Robbins Justin B, Stapleton Michelle, Stanger Matthew J, Smith Dorie, Dansereau John T, Derbyshire Victoria, Belfort Marlene
Wadsworth Center, New York State Department of Health, Center for Medical Science, Albany, NY 12208, USA.
Nucleic Acids Res. 2007;35(5):1589-600. doi: 10.1093/nar/gkl1170. Epub 2007 Feb 8.

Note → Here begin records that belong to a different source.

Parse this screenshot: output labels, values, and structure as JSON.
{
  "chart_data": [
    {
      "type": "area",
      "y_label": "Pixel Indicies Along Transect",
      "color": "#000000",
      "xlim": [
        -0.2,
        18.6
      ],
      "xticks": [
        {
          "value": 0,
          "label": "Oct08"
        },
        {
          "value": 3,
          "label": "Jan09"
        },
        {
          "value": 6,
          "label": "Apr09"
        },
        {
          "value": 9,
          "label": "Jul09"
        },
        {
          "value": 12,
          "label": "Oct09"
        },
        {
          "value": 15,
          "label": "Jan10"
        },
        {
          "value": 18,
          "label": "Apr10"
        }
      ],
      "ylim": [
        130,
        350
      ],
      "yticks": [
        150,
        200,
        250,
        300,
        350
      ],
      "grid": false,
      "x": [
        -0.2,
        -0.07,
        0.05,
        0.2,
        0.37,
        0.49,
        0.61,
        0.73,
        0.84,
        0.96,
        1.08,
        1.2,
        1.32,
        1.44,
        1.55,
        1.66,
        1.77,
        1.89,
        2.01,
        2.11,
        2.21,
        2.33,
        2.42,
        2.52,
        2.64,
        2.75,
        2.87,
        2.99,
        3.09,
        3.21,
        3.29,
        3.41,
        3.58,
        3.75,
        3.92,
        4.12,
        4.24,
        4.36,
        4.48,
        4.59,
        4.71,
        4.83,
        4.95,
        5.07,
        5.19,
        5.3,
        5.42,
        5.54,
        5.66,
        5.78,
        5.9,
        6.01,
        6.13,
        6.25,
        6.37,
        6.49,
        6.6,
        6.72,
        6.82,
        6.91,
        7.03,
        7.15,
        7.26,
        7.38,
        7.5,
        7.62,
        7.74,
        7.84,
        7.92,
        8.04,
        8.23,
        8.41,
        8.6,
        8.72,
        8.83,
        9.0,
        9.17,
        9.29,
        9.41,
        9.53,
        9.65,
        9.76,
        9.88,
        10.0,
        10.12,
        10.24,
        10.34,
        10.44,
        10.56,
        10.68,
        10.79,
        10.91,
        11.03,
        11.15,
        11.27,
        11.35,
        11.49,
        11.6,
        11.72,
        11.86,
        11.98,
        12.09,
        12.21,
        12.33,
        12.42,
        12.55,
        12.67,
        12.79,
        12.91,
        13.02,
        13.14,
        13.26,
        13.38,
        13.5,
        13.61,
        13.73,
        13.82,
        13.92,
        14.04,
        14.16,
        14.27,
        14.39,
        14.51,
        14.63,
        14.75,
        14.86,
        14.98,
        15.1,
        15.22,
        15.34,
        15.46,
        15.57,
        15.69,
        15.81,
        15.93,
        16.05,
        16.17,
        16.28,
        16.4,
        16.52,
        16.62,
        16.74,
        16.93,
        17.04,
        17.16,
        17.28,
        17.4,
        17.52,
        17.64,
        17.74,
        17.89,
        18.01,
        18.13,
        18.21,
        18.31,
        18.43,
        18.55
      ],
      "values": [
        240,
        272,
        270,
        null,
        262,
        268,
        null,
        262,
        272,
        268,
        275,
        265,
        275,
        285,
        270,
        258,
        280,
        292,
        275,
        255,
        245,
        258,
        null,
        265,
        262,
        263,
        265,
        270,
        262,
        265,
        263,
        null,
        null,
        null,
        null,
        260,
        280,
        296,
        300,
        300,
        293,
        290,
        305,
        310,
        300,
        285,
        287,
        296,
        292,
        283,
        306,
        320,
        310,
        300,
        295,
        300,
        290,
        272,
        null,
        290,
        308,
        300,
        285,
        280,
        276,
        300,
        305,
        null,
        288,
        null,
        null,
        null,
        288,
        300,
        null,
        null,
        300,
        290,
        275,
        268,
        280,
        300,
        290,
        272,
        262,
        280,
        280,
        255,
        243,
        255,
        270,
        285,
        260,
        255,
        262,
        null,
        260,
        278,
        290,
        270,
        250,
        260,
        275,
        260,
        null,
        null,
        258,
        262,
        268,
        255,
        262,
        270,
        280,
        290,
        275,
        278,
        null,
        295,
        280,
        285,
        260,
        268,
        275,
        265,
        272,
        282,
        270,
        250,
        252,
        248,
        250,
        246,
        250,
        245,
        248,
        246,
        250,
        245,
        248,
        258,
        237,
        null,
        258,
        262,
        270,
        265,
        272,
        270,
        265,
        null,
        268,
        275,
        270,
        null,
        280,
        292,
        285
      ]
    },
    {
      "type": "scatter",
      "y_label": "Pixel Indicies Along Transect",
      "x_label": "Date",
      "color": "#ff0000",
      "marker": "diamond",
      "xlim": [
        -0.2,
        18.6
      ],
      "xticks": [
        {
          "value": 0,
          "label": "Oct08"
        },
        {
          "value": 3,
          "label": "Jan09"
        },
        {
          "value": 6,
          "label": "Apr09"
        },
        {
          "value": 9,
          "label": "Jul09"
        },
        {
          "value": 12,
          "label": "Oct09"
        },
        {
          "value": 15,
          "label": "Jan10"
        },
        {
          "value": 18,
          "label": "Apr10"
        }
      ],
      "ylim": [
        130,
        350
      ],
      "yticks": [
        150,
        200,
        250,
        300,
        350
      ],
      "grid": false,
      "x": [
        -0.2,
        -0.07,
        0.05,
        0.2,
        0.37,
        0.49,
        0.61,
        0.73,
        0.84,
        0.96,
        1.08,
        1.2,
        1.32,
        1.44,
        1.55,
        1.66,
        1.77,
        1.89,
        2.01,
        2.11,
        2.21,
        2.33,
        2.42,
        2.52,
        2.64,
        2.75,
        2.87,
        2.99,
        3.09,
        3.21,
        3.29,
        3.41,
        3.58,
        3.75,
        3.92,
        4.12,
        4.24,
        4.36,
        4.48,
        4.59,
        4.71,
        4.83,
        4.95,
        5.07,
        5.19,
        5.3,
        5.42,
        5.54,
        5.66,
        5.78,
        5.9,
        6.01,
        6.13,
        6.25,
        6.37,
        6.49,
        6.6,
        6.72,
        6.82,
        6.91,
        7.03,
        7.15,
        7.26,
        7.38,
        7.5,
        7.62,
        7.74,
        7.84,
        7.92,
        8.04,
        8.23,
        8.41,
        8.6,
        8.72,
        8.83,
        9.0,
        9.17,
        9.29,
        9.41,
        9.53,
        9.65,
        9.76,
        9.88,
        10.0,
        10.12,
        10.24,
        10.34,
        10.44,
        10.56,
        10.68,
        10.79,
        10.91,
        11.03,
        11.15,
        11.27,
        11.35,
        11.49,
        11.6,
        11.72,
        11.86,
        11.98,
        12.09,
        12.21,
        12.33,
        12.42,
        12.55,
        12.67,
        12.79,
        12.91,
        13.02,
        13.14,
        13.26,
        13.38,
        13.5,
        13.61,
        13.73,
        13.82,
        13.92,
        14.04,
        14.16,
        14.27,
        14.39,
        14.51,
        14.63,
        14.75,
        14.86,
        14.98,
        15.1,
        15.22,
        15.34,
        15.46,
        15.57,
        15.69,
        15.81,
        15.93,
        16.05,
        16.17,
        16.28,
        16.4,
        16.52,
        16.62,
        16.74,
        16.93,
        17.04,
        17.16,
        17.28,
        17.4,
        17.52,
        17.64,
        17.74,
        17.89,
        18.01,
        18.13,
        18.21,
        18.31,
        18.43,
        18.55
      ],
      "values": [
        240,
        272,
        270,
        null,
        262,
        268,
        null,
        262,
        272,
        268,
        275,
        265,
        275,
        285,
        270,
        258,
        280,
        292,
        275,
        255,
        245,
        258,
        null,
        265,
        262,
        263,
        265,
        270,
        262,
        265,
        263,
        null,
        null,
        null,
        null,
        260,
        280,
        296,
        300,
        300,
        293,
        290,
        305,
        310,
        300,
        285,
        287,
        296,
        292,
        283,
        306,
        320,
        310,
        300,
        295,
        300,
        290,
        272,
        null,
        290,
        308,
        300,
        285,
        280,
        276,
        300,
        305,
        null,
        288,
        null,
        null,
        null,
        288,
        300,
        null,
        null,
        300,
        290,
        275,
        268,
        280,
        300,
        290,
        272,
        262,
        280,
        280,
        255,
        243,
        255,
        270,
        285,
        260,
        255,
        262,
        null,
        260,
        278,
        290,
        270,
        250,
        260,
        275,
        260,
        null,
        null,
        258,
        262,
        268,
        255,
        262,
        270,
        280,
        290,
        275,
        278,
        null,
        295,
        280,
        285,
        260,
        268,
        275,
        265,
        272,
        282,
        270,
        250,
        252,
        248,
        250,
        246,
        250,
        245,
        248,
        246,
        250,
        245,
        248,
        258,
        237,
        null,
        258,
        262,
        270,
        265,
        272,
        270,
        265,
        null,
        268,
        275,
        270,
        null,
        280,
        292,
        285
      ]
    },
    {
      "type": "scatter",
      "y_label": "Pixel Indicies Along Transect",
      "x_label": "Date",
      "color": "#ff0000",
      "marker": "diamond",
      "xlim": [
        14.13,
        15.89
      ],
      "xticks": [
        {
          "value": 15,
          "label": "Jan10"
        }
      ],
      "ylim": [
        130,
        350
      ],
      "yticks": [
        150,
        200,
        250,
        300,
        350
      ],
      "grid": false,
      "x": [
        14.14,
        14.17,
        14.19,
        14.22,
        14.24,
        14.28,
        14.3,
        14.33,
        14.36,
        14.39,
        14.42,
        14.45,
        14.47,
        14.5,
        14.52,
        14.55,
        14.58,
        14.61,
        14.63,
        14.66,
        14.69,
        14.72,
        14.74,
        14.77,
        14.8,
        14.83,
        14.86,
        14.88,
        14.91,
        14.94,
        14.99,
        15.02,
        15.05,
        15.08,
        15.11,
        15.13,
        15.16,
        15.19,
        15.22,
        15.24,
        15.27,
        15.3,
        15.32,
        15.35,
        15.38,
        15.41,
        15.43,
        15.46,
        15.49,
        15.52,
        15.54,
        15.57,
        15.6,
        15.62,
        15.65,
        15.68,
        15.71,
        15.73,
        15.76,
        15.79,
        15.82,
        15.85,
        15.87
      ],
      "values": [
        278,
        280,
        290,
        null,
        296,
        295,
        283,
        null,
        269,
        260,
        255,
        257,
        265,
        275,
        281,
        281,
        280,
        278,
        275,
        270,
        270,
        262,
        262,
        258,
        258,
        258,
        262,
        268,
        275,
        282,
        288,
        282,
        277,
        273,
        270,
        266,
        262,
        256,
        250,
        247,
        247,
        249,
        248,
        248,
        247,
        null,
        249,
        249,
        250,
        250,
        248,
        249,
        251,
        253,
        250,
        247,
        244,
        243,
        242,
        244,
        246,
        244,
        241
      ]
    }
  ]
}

Homing endonucleases are unusual enzymes, capable of recognizing lengthy DNA sequences and cleaving site-specifically within genomes. Many homing endonucleases are encoded within group I introns, and such enzymes promote the mobility reactions of these introns. Phage T4 has three group I introns, within the td, nrdB and nrdD genes. The td and nrdD introns are mobile, whereas the nrdB intron is not. Phage RB3 is a close relative of T4 and has a lengthier nrdB intron. Here, we describe I-TevIII, the H-N-H endonuclease encoded by the RB3 nrdB intron. In contrast to previous reports, we demonstrate that this intron is mobile, and that this mobility is dependent on I-TevIII, which generates 2-nt 3' extensions. The enzyme has a distinct catalytic domain, which contains the H-N-H motif, and DNA-binding domain, which contains two zinc fingers required for interaction with the DNA substrate. Most importantly, I-TevIII, unlike the H-N-H endonucleases described so far, makes a double-strand break on the DNA homing site by acting as a dimer. Through deletion analysis, the dimerization interface was mapped to the DNA-binding domain. The unusual propensity of I-TevIII to dimerize to achieve cleavage of both DNA strands underscores the versatility of the H-N-H enzyme family.
归巢内切酶是一类特殊的酶,能够识别长DNA序列并在基因组内进行位点特异性切割。许多归巢内切酶由I类内含子编码,这类酶促进这些内含子的移动反应。噬菌体T4在td、nrdB和nrdD基因内有三个I类内含子。td和nrdD内含子是可移动的,而nrdB内含子则不可移动。噬菌体RB3是T4的近亲,其nrdB内含子更长。在此,我们描述了由RB3 nrdB内含子编码的H-N-H内切酶I-TevIII。与之前的报道不同,我们证明该内含子是可移动的,且这种移动性依赖于I-TevIII,它会产生2个核苷酸的3'端延伸。该酶具有一个独特的催化结构域,其中包含H-N-H基序,以及一个DNA结合结构域,其中包含与DNA底物相互作用所需的两个锌指。最重要的是,与迄今为止描述的H-N-H内切酶不同,I-TevIII通过形成二聚体在DNA归巢位点上产生双链断裂。通过缺失分析,二聚化界面被定位到DNA结合结构域。I-TevIII形成二聚体以实现两条DNA链切割的异常倾向突显了H-N-H酶家族的多功能性。